The health care workers set up a clinic, using tarps as a roof to keep the rain out. Patients would check in, with Lawrence nursing students Sarah Bradshaw and Elijah Penny taking their vitals. Cindy Mast, a pediatric physician’s assistant in Lawrence, would see the kids, while Trent would treat the adults. Sonja Everhart, a surgical nurse at Lawrence Memorial Hospital, and Shannon Harvey, a Lawrence native and nurse from Colorado, helped out along the way. Ailments included hypertension — “It wasn’t uncommon to see a blood pressure of 180 over 90,” Trent recalled — and acid reflux — not surprising when many of the kids’ breakfasts consisted of bread and coffee.
By the time the group woke up every morning at 6 or 7 a.m., there were already dozens of people waiting to be seen. The missionaries would work straight through until 8 or 9 p.m., treating respiratory illnesses, fungal infections, elephantiasis, and children so malnourished they looked much younger than they were.
At one point, a woman came in, lethargic, complaining of fatigue. She could hardly walk, needing help to even get into the clinic.
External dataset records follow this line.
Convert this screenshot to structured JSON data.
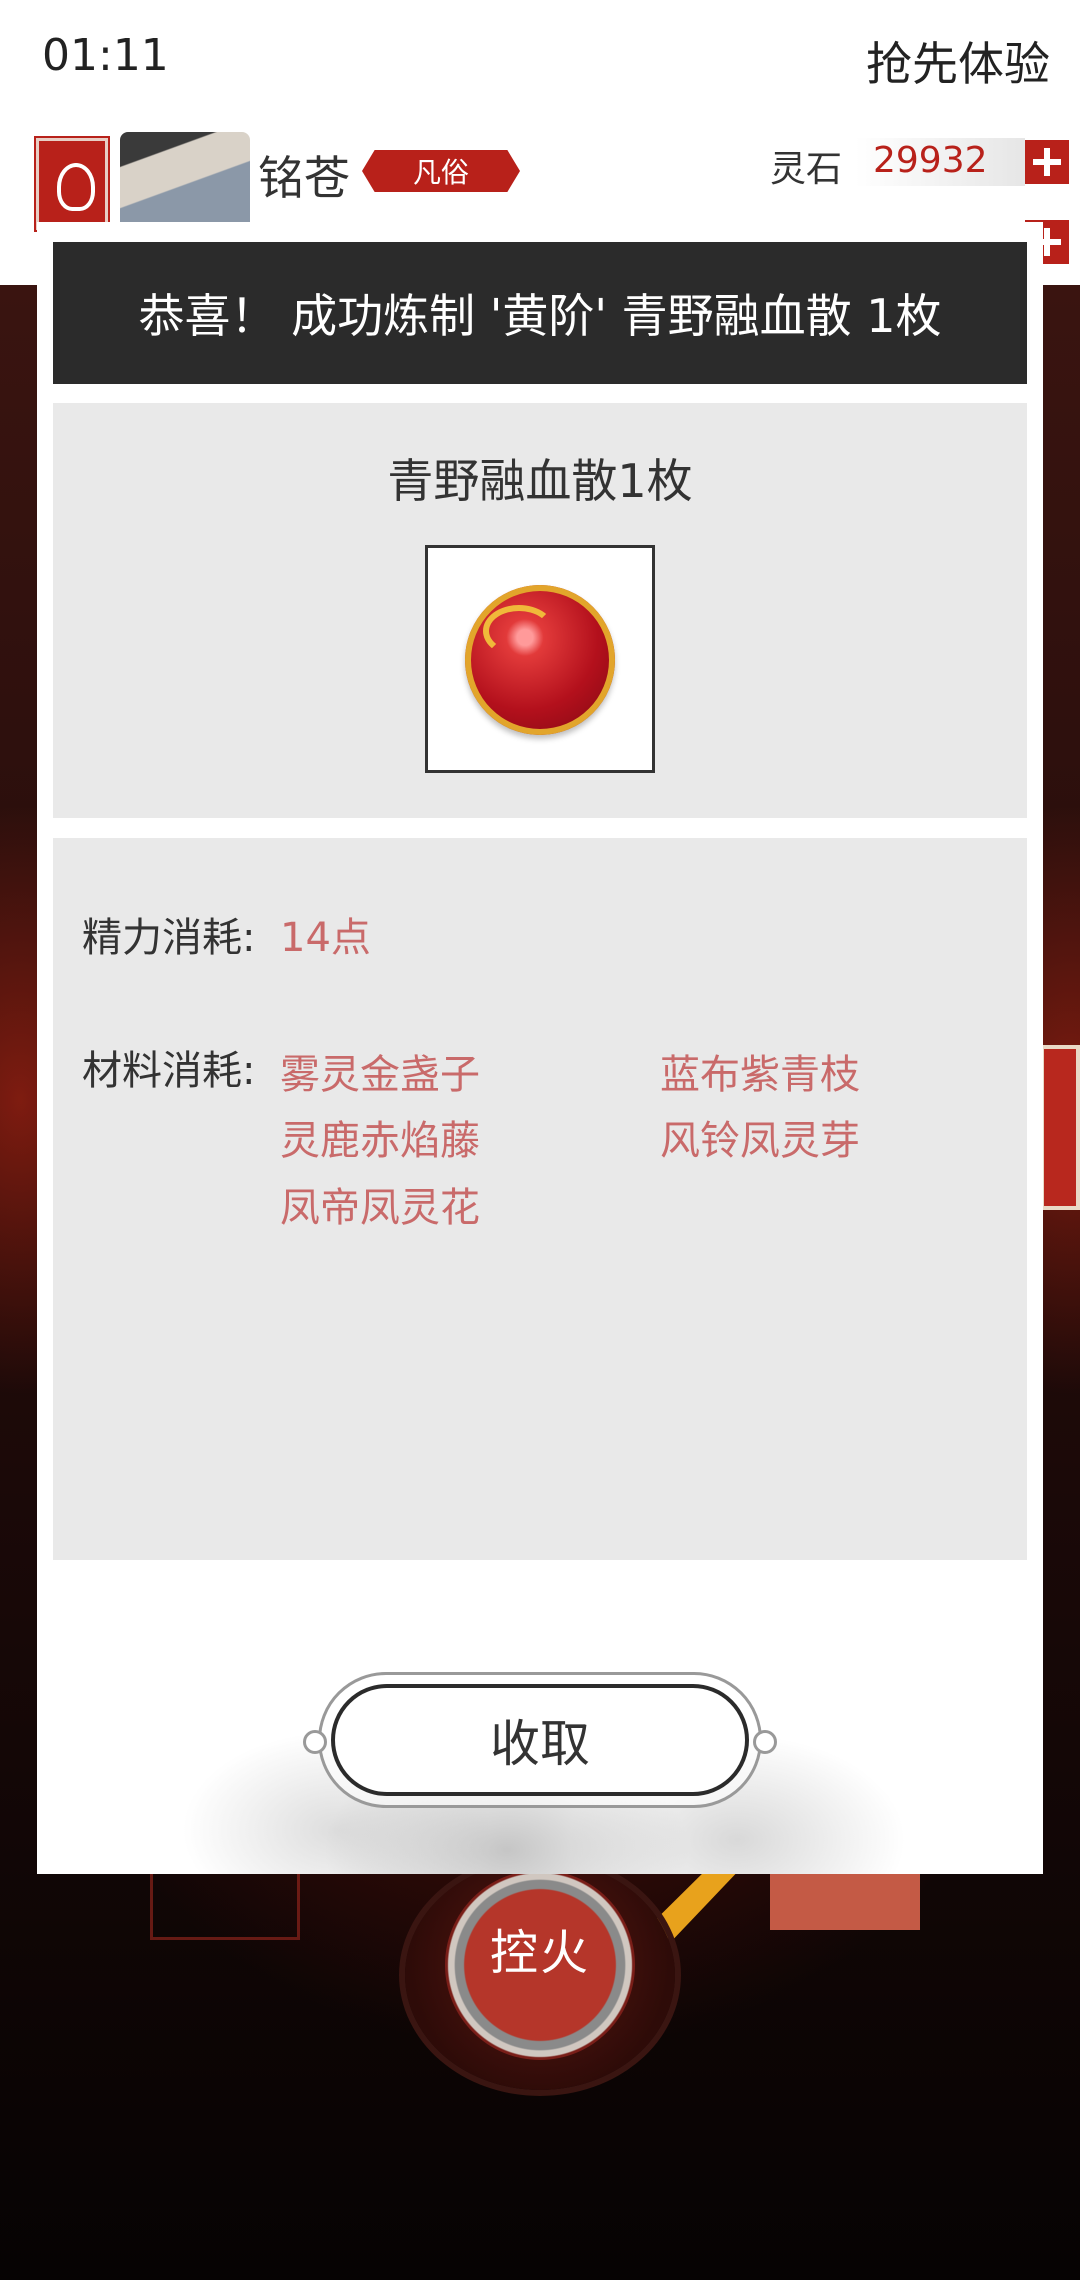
{
  "status_bar": {
    "time": "01:11",
    "right_text": "抢先体验"
  },
  "header": {
    "player_name": "铭苍",
    "rank": "凡俗",
    "spirit_stone_label": "灵石",
    "spirit_stone_value": "29932"
  },
  "modal": {
    "banner": "恭喜！ 成功炼制 '黄阶' 青野融血散 1枚",
    "product_name": "青野融血散1枚",
    "product_icon": "elixir-orb",
    "energy_label": "精力消耗:",
    "energy_value": "14点",
    "material_label": "材料消耗:",
    "materials": [
      "雾灵金盏子",
      "蓝布紫青枝",
      "灵鹿赤焰藤",
      "风铃凤灵芽",
      "凤帝凤灵花"
    ],
    "collect_button": "收取"
  },
  "background": {
    "fire_button": "控火"
  },
  "colors": {
    "accent_red": "#b8211a",
    "material_text": "#c96a6a",
    "banner_bg": "#2b2b2b",
    "panel_bg": "#e9e9e9"
  }
}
It turned out she was pregnant and would have been fine had she been in a developed country with access to nausea medicine and prenatal vitamins.
Another patient, a man in his early 40s, was gaunt and emaciated, with several masses in his abdomen. He had cancer that was metastasizing, the doctors believed. But because the area they were in was so remote and the man was so poor, his chances for survival were slim. The group couldn’t treat him, save for giving him some medication to keep his stool regular, so it prayed for him.
“If you make a difference in his life, you make a difference in his eternity,” Trent said. It also helps that Haitians are generally more accepting of death than their American counterparts, he added, having to deal with it at seemingly every turn. Their life expectancy, 57, is roughly two decades shorter than it is in the United States.
A medical mission trip to Haiti last month included current and former Lawrence residents, from left, Sonja Everhart, Sarah Bradshaw, Shannon Harvey, Elijah Penny, Cindy Mast and Caleb Trent.
Trent also said that as hard as it is, you have to realize that you can’t help everybody, that the need is so immense that any assistance makes a difference.
“You look at what you can do, and you’re thankful for the people who you can help,” he said. “You realize that the people you did help are better because we are there, so you focus on the positive.”
On the last day, the team worked for 15 hours, trying to treat as many people as they could before they had to go home, bringing the total to 400 over three and a half days. The Haitians returned the favor, giving them gifts like fruit and blankets and singing hymns with them.
Trent, the board chairman for Aid for Haiti, plans to return for another medical mission in September or October and, prior to that, pastor-teaching training in August. Part of the mission of Aid for Haiti is to educate, showing Haitians not only how to care for their ailments and prevent further disease but also be their best spiritual selves.
“I think there will always be a need there,” he said, “but as people become more educated and dependent on themselves, hopefully that will change.”